I'm analyzing different datasets from 16S projects from different articles. The authors of a research realized in Kenia amplified the v4 hypervariable region of 16s to obtain their taxonomic profile (
https://bmcmicrobiol.biomedcentral.com/articles/10.1186/s12866-016-0748-x). I downloaded de .fastq that they published (its one fastq for all the samples), and I hace some troubles to analyze the data.

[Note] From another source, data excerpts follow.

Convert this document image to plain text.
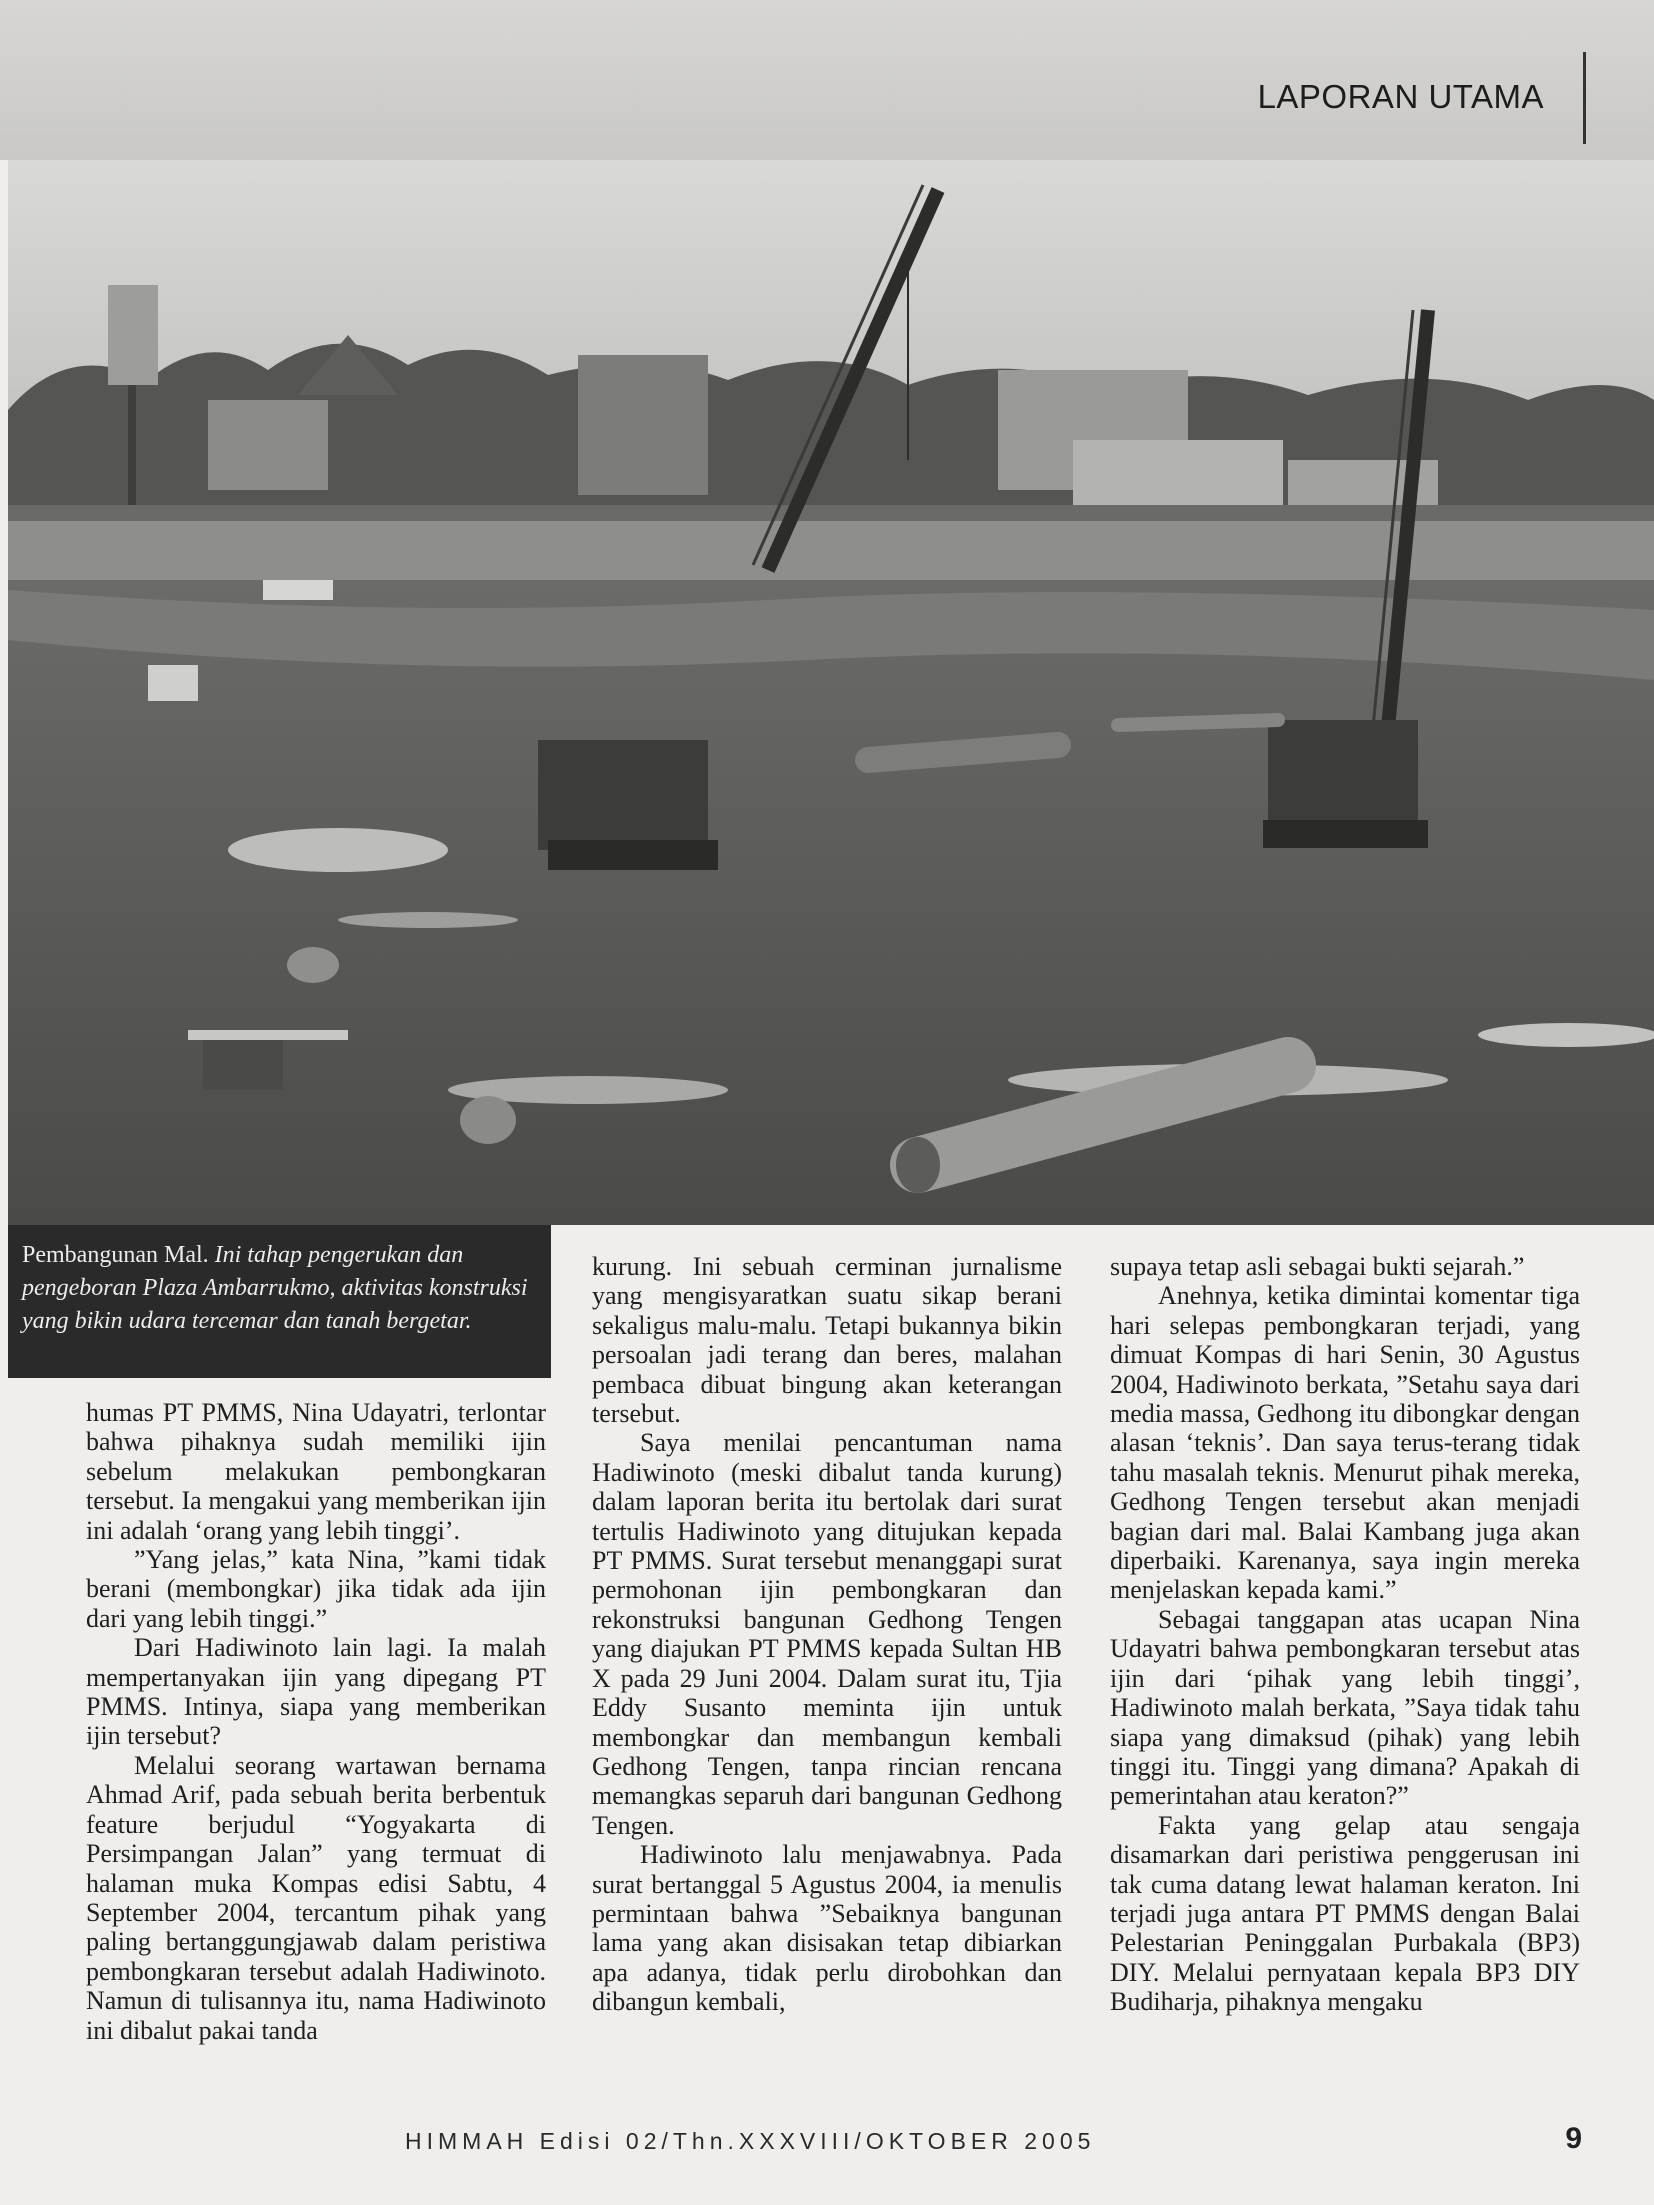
LAPORAN UTAMA
Pembangunan Mal. Ini tahap pengerukan dan pengeboran Plaza Ambarrukmo, aktivitas konstruksi yang bikin udara tercemar dan tanah bergetar.

humas PT PMMS, Nina Udayatri, terlontar bahwa pihaknya sudah memiliki ijin sebelum melakukan pembongkaran tersebut. Ia mengakui yang memberikan ijin ini adalah ‘orang yang lebih tinggi’.

”Yang jelas,” kata Nina, ”kami tidak berani (membongkar) jika tidak ada ijin dari yang lebih tinggi.”

Dari Hadiwinoto lain lagi. Ia malah mempertanyakan ijin yang dipegang PT PMMS. Intinya, siapa yang memberikan ijin tersebut?

Melalui seorang wartawan bernama Ahmad Arif, pada sebuah berita berbentuk feature berjudul “Yogyakarta di Persimpangan Jalan” yang termuat di halaman muka Kompas edisi Sabtu, 4 September 2004, tercantum pihak yang paling bertanggungjawab dalam peristiwa pembongkaran tersebut adalah Hadiwinoto. Namun di tulisannya itu, nama Hadiwinoto ini dibalut pakai tanda

kurung. Ini sebuah cerminan jurnalisme yang mengisyaratkan suatu sikap berani sekaligus malu-malu. Tetapi bukannya bikin persoalan jadi terang dan beres, malahan pembaca dibuat bingung akan keterangan tersebut.

Saya menilai pencantuman nama Hadiwinoto (meski dibalut tanda kurung) dalam laporan berita itu bertolak dari surat tertulis Hadiwinoto yang ditujukan kepada PT PMMS. Surat tersebut menanggapi surat permohonan ijin pembongkaran dan rekonstruksi bangunan Gedhong Tengen yang diajukan PT PMMS kepada Sultan HB X pada 29 Juni 2004. Dalam surat itu, Tjia Eddy Susanto meminta ijin untuk membongkar dan membangun kembali Gedhong Tengen, tanpa rincian rencana memangkas separuh dari bangunan Gedhong Tengen.

Hadiwinoto lalu menjawabnya. Pada surat bertanggal 5 Agustus 2004, ia menulis permintaan bahwa ”Sebaiknya bangunan lama yang akan disisakan tetap dibiarkan apa adanya, tidak perlu dirobohkan dan dibangun kembali,

supaya tetap asli sebagai bukti sejarah.”

Anehnya, ketika dimintai komentar tiga hari selepas pembongkaran terjadi, yang dimuat Kompas di hari Senin, 30 Agustus 2004, Hadiwinoto berkata, ”Setahu saya dari media massa, Gedhong itu dibongkar dengan alasan ‘teknis’. Dan saya terus-terang tidak tahu masalah teknis. Menurut pihak mereka, Gedhong Tengen tersebut akan menjadi bagian dari mal. Balai Kambang juga akan diperbaiki. Karenanya, saya ingin mereka menjelaskan kepada kami.”

Sebagai tanggapan atas ucapan Nina Udayatri bahwa pembongkaran tersebut atas ijin dari ‘pihak yang lebih tinggi’, Hadiwinoto malah berkata, ”Saya tidak tahu siapa yang dimaksud (pihak) yang lebih tinggi itu. Tinggi yang dimana? Apakah di pemerintahan atau keraton?”

Fakta yang gelap atau sengaja disamarkan dari peristiwa penggerusan ini tak cuma datang lewat halaman keraton. Ini terjadi juga antara PT PMMS dengan Balai Pelestarian Peninggalan Purbakala (BP3) DIY. Melalui pernyataan kepala BP3 DIY Budiharja, pihaknya mengaku

HIMMAH Edisi 02/Thn.XXXVIII/OKTOBER 2005	9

On its supplementary material they provide barcodes and primers used in the study. With these information I firstly convert the .fastq to a .fasta + .qual archives since I was not able to obtain a .fastq for the barcodes. Then, I realize the demultiplexing usin split_libraries.py in the next way:
split_libraries.py -f fasta_qual/Kenia.fna -m Kenia_map.txt -q fasta_qual/Kenia.qual -l 200 -b 8 -o demultiplexed
For check the demultiplexing i perform the validate_demultiplexed_fasta.py, and the results shows that there still exists barcodes (percentage of sequences: 0.191) and linker primer (percentage of sequences: 0.002). Afterthat I realize the
pick_open_refences.otus.py and all the taxonomy results in unassigned. The same results I obtained when I used pick_de_novo_otus.py
I have some questions about my steps:
The authors used MiSeq 2x300 bp technology for sequencing, The amplicos after demultiplexing have around 500bp of length. This is weird for me since MiSeq technology should result in sequences of around 200 bp approximately. what does 2x300bp refer? It could be the reason for the failure in the otu picking steps?
The step of demultiplexing is failing in completely remove primers and barcodes. This sequences are interrupting the otu picking a taxonomy assignment? Any suggestion for completely remove them?
Additionally, I have another set where the authors amplified two hypervariable regions (v5 - v8). For picking otus step in this case I should use pick_close_reference_otus? Am I right?